Following the incident on Wednesday night, South Thanet MP Craig Mackinlay vented his frustration about the situation on Twitter.

South Thanet MP Craig Mackinlay. Picture: Office of Craig Mackinlay MP
South Thanet MP Craig Mackinlay. Picture: Office of Craig Mackinlay MP

"I am increasingly annoyed that whenever we have a downpour, year on year, we have a problem with Southern Water," the Tory said.

"Particularly at Foreness Point in Margate which then blights our blue flag beaches for days.

"It’s not good enough and I don’t want to see yet another PR of drivel and excuses."

Southern Water was fined £2 million in 2016 after untreated sewage polluted the sea at Margate four years earlier.

The pumping station was said to have been overwhelmed following a heavy storm, before detritus like tissue, sanitary pads, condoms and wipes were discovered along the coast.

Signs have been placed around Walpole tidal pool warning swimmers not to enter the sea. Picture: Tim Garratt
Signs have been placed around Walpole tidal pool warning swimmers not to enter the sea. Picture: Tim Garratt

Advice against entering the sea is in place at Minnis Bay, West Bay, St Mildred's Bay, Westbrook Bay, Margate Main Sands, Walpole Bay, Palm Bay, Foreness, Botany Bay, Kingsgate Bay and Joss Bay.

Signs have been erected at the beaches to informing beach users of the conditions.

Bosses from Thanet District Council say the warnings will be lifted only once inspections, which take place after high tide, reveal it is safe to do so.

Southern Water's head of pollution and flooding resilience, Dr Nick Mills, insists the firm is "dedicated to protecting the environment".
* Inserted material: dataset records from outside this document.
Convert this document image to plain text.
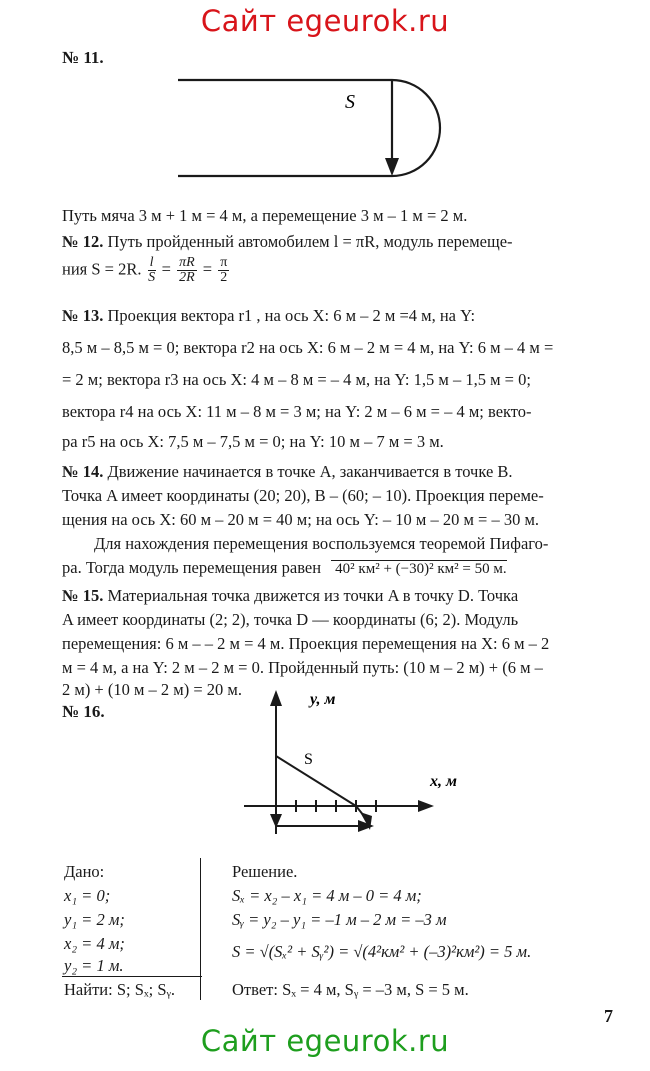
Сайт egeurok.ru
№ 11.
S
Путь мяча 3 м + 1 м = 4 м, а перемещение 3 м – 1 м = 2 м.
№ 12. Путь пройденный автомобилем l = πR, модуль перемеще-
ния S = 2R. $\frac{l}{S} = \frac{\pi R}{2R} = \frac{\pi}{2}$
№ 13. Проекция вектора r1 , на ось X: 6 м – 2 м =4 м, на Y:
8,5 м – 8,5 м = 0; вектора r2 на ось X: 6 м – 2 м = 4 м, на Y: 6 м – 4 м =
= 2 м; вектора r3 на ось X: 4 м – 8 м = – 4 м, на Y: 1,5 м – 1,5 м = 0;
вектора r4 на ось X: 11 м – 8 м = 3 м; на Y: 2 м – 6 м = – 4 м; векто-
ра r5 на ось X: 7,5 м – 7,5 м = 0; на Y: 10 м – 7 м = 3 м.
№ 14. Движение начинается в точке A, заканчивается в точке B.
Точка A имеет координаты (20; 20), B – (60; – 10). Проекция переме-
щения на ось X: 60 м – 20 м = 40 м; на ось Y: – 10 м – 20 м = – 30 м.
Для нахождения перемещения воспользуемся теоремой Пифаго-
ра. Тогда модуль перемещения равен 40² км² + (−30)² км² = 50 м.
№ 15. Материальная точка движется из точки A в точку D. Точка
A имеет координаты (2; 2), точка D — координаты (6; 2). Модуль
перемещения: 6 м – – 2 м = 4 м. Проекция перемещения на X: 6 м – 2
м = 4 м, а на Y: 2 м – 2 м = 0. Пройденный путь: (10 м – 2 м) + (6 м –
2 м) + (10 м – 2 м) = 20 м.
№ 16.
y, м
x, м
S
Дано:
x₁ = 0;
y₁ = 2 м;
x₂ = 4 м;
y₂ = 1 м.
Найти: S; Sₓ; Sᵧ.
Решение.
Sₓ = x₂ – x₁ = 4 м – 0 = 4 м;
Sᵧ = y₂ – y₁ = –1 м – 2 м = –3 м
S = √(Sₓ² + Sᵧ²) = √(4²км² + (–3)²км²) = 5 м.
Ответ: Sₓ = 4 м, Sᵧ = –3 м, S = 5 м.
7
Сайт egeurok.ru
He also stresses that release of waste water into the sea needed to happen to protect nearby homes and businesses from flooding.

"The release that happened overnight on June 16 was caused by a combination of heavy rainfall and a lightning strike, which caused a short power failure and affected systems on site at our Margate pumping station," he added.

"Back-up generators are in place. As part of our preparations for the predicted thunderstorms and heavy rainfall we also had a team standing by in the area.

"These precautionary measures meant we were able to immediately begin work restoring the site to full operation.

"Unfortunately, we had to make this emergency release to protect local homes and businesses from internal flooding."

Dr Mills says an investigation into the incident has been launched by Southern Water.

He also notes that a compensation scheme for businesses is available to make a claim for lost funds.

"No pollution is acceptable to us or our customers and we apologise for the impact the latest incident has had on local residents, businesses and the environment," Dr Mills continued.

"We have invested £3.2 billion across our region in the last six years to improve the capacity and efficiency of the waste water network and will continue to do so, with a further £1.7 billion committed for the next four years.

"We continue to monitor the coastline and clean-up after each high tide."